After almost three years of conflict, the stalemate of the Syrian civil war remains unabated. The UN believes that more than 60,000 have been killed, with 11,000 tortured or executed by the Assad regime and over two million refugees displaced.
The first session of the Geneva II peace talks, which began last month, failed to achieve any substantive agreement, dashing hopes for a breakthrough that could lead to a political solution. With the second round of negotiations stalled as I write, the path to a ceasefire remains blocked by what Ban Ki-moon, the UN Secretary General, has described as “formidable challenges.”
Perhaps this continuing tragedy could have been stemmed if the Commons had not voted against the use of military force in August last year. On that day, MPs voted 285 to 272 not to commit Britain to take part in joint action against the Assad regime. What have been the implications of that fateful decision for the UK’s influence and foreign policy? Six months later, we are now seeing its far reaching ramifications.
Until recently, Britain could be relied upon as a trusted and effective partner; now, as the former Foreign Office Minister Alistair Burt MP has stated, Parliament can only be guaranteed to support military intervention for the defence of the Falklands and Gibraltar.
The steadfast resolve of Britain in supporting her overseas allies now appears to be in doubt, not only to the United States, but other key partners, such as the Gulf States.
Such countries Saudi Arabia, the United Arab Emirates and Qatar have well established commercial and security interests with the UK. The developments in British foreign policy have prompted frank exchanges regarding the future of these relationships.
Mohammed bin Nawaf bin Abdulaziz al Saud, the Saudi Ambassador to the UK, recently said that “our partners have seemed all too ready to concede our safety and risk our region’s stability”. Such remarks appear to vindicate the view of Sir William Patey, the former British Ambassador to Saudi Arabia, who warned in the wake of the “no” vote that “our unwillingness to live up to our brave words would cause them to maybe doubt our reliability as an ally”.
The UK’s position has seemingly forced such countries as Saudi Arabia to seek new partners that are deemed more reliable.
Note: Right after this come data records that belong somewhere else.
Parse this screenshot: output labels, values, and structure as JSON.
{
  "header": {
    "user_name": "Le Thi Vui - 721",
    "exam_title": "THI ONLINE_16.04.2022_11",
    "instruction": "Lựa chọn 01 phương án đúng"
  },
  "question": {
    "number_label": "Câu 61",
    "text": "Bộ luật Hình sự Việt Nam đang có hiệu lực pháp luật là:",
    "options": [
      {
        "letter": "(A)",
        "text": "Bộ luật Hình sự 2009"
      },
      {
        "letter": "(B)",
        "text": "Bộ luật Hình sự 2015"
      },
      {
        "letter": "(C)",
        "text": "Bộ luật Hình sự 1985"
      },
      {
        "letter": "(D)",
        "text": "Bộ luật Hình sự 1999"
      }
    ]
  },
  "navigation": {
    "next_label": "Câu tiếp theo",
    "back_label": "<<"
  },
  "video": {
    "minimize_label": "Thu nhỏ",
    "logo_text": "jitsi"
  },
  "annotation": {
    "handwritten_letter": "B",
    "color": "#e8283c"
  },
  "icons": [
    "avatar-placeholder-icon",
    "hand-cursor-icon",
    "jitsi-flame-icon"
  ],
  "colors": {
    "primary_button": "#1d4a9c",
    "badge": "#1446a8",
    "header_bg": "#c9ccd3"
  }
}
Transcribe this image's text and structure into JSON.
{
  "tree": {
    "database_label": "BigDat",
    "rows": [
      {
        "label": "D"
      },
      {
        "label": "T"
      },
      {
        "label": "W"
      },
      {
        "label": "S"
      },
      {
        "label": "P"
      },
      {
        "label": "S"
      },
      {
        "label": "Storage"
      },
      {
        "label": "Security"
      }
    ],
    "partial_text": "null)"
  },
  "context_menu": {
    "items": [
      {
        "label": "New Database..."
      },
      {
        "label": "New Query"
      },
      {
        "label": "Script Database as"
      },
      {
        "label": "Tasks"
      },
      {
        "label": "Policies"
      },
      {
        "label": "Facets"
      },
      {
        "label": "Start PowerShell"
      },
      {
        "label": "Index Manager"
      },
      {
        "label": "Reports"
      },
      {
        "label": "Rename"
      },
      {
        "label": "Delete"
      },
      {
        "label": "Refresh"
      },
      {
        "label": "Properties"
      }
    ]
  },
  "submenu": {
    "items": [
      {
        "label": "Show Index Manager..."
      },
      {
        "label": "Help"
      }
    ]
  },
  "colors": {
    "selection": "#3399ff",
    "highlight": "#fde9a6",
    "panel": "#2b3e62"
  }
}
The country which appears to be filling this void is none other than that recently referred to by the US Secretary of State, John Kerry, as America’s “oldest ally” – namely, France.
Profound questions are being posed about Britain’s place in the world, seemingly no longer willing or able to play its traditional role alongside the US.
Not only towards Syria, but on other major international issues – French policy, for example, towards Iran has been far more pleasing to our Gulf allies than that of the UK. Whereas Britain uncritically accepted the Geneva agreement on Iran’s nuclear ambitions, France, by contrast, rejected the first draft and ensured that the final deal was significantly tougher on Iran.
On two critical foreign policy issues, France is now aligned with our strategic Gulf allies; Britain’s divergence here has both political and commercial consequences.
As David Butter, an associate fellow at Chatham House warned, military contracts will now become “most vulnerable” for the UK. This prediction was recently realised when the UAE pulled out of negotiations surrounding a multi-billion pound deal to purchase 60 Euro fighter Typhoon Jet fighters. This was serious blow to Britain’s diplomatic effort which had included two visits to the country by David Cameron and a State visit by the Queen.
By contrast, President Hollande recently visited Saudi Arabia with the intention of concluding an unprecedented arms deal between the two countries. Furthermore, earlier this month, the Bahraini Minister of Industry received a large official delegation from the French Parliament, indicating that France expects to continue to win influence in the region.
It is evident that the decision by the House of Commons to not support military action in Syria has had momentous consequences for Britain’s future. Our strategic allies are naturally confused as to where we now stand, with our resolve as a military power undoubtedly diminished. France has leaped at the opportunity of fulfilling the diplomatic vacancy that has emerge – that of a strong European ally. Britain is now forced to drastically reassess our position in the world if we are to pursue an effective foreign policy.